Last June, Westport resident Sylvia Beckerman launched Aprés Divorce to give women the support and hope she struggled to find following both of her own divorces. Last week, Beckerman hosted Aprés Divorce’s one-year anniversary event, which featured discussions about online dating from dating coach and online profile writer Ronnie Ann Ryan. It proved to be “one of the best events yet,” Beckerman said.
“Aprés Divorce is what I wish I had,” she said. “It’s about showing women that there’s time for mourning and a time to go through emotions, but there’s also a time where you have to move on.”
Beckerman, who also works in business consulting, hosts monthly events with Aprés Divorce that includes discussions about topics relevant to going through a split such as dating, finances and getting through holidays.
The monthly events cost between $35 and $40 and are meant to be “social gatherings that are informal and fun” Beckerman said.

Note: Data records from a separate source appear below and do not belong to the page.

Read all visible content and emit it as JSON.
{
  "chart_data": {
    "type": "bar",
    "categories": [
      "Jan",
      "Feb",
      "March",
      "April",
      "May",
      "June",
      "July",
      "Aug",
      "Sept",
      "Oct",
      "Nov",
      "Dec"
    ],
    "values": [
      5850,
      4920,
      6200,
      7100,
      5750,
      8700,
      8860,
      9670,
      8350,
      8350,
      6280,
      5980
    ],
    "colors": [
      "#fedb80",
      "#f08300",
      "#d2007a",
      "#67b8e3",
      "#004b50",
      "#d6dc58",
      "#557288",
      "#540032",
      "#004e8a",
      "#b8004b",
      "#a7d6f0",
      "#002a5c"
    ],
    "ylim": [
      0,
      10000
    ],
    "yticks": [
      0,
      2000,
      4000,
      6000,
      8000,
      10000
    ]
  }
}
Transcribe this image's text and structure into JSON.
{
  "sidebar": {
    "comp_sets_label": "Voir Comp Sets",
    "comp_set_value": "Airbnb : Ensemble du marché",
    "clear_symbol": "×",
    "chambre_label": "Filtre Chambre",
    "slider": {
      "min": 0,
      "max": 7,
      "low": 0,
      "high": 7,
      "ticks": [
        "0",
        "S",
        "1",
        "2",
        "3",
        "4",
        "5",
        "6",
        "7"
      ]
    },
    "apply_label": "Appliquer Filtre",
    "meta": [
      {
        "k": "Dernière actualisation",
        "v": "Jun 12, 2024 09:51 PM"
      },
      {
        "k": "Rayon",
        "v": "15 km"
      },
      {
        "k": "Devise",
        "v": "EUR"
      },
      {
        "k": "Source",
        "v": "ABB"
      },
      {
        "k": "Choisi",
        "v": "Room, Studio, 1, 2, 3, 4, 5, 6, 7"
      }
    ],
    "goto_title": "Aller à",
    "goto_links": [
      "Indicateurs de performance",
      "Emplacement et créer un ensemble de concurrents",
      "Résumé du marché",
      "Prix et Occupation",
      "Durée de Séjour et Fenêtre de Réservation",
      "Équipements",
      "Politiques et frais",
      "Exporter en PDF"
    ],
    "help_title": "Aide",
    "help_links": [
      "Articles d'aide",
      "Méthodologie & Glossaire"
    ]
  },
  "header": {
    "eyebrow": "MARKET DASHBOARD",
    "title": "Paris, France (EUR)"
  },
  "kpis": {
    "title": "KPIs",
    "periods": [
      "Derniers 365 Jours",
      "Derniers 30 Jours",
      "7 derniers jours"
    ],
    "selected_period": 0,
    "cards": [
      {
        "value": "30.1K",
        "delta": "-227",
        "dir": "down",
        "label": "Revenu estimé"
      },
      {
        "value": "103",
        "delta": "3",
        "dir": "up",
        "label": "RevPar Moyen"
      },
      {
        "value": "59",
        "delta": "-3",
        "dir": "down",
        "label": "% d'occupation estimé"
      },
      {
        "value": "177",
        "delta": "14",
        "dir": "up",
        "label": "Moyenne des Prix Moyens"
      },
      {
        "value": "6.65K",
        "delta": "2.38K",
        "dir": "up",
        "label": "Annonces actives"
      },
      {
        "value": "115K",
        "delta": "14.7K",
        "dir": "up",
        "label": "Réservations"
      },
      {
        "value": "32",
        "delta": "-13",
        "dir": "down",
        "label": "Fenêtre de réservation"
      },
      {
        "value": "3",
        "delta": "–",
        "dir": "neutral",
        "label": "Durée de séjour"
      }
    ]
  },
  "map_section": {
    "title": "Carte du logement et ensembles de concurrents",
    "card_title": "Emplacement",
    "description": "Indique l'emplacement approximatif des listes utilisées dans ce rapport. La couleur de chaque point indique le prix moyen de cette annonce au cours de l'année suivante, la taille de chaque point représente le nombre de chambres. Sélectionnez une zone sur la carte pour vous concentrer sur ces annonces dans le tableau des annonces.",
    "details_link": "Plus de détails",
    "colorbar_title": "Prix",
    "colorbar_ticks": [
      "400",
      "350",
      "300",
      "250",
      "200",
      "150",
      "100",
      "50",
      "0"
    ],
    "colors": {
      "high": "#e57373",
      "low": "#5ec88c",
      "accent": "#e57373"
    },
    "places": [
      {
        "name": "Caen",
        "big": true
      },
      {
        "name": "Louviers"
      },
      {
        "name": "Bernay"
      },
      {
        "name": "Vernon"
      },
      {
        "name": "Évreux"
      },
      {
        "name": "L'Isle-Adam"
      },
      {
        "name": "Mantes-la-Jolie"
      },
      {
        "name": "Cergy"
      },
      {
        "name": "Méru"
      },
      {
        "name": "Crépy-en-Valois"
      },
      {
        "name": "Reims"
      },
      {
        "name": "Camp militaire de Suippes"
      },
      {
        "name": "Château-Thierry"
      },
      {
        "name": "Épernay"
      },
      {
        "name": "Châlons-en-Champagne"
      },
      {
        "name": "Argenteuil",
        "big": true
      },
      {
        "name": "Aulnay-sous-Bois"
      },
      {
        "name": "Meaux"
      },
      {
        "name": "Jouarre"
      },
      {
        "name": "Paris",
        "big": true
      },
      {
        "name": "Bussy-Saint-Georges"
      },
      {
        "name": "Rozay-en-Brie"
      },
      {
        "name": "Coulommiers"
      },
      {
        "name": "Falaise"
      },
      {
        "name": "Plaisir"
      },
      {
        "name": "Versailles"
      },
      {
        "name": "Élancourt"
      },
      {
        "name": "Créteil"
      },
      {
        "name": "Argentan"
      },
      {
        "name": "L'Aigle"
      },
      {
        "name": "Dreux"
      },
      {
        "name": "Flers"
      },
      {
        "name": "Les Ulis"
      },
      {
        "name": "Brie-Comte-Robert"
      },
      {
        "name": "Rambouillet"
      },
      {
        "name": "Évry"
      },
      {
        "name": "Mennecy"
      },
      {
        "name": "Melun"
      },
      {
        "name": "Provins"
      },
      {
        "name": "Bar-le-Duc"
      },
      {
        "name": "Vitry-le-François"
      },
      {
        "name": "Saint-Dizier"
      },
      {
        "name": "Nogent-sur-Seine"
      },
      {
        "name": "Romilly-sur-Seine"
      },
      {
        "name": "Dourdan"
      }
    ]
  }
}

She’s held them around the county, including several each in Greenwich, Norwalk and Stamford.
The concept arose after Beckerman decided to throw herself a party of sorts to celebrate the beginning of a new chapter after getting divorced in 2015. For the second time, she found herself with few friends and almost no belongings since she’d donated all hers to charity before getting re-married in 2010.
So she went into stores and set up a registry under an “other” category, because “why not?” Beckerman said, and had a small party to mark her new phase of life.
Plenty of women wind up in similar situations and could benefit from such an experience, Beckerman said, so she decided to foster the type of community she wanted to have in her own dire times.
Around 25 to 35 women typically attend each event, Beckerman said, and many more also take advantage of her blog, in which she discusses topics relevant to divorcees.
Aprés attendee Jamie Schwartz of Norwalk, whose Stamford financial firm sponsored one of Aprés’ first-ever events, said she’s found renewed self-confidence through the Aprés community.
“Aprés is about women helping women and networking for life,” Schwartz said. “It’s about networking for survival, so you can have hope and take care of yourself and your kids and maybe get a new job. You lose your lifeline when you get a divorce, but with support, you can change your life.”
In addition to Aprés’ official monthly meetings, Schwartz said she frequently meets up with women she met through the community for other things.
Similar groups Schwartz has attended for divorcees commonly felt negative and depressing, she added, but Aprés instead is infused with positivity. “Aprés is light-hearted and takes an inspirational approach that bad things happen in life, but that’s life and now good things can happen,” she said. “It really changes your energy.”
Looking ahead to the next few years of Aprés Divorce, Beckerman said she forsees it growing to include additional chapters. “This isn’t the only place with a need for community,” she said. “I want to help women be able to open the next door in their lives and not be afraid of what’s there.”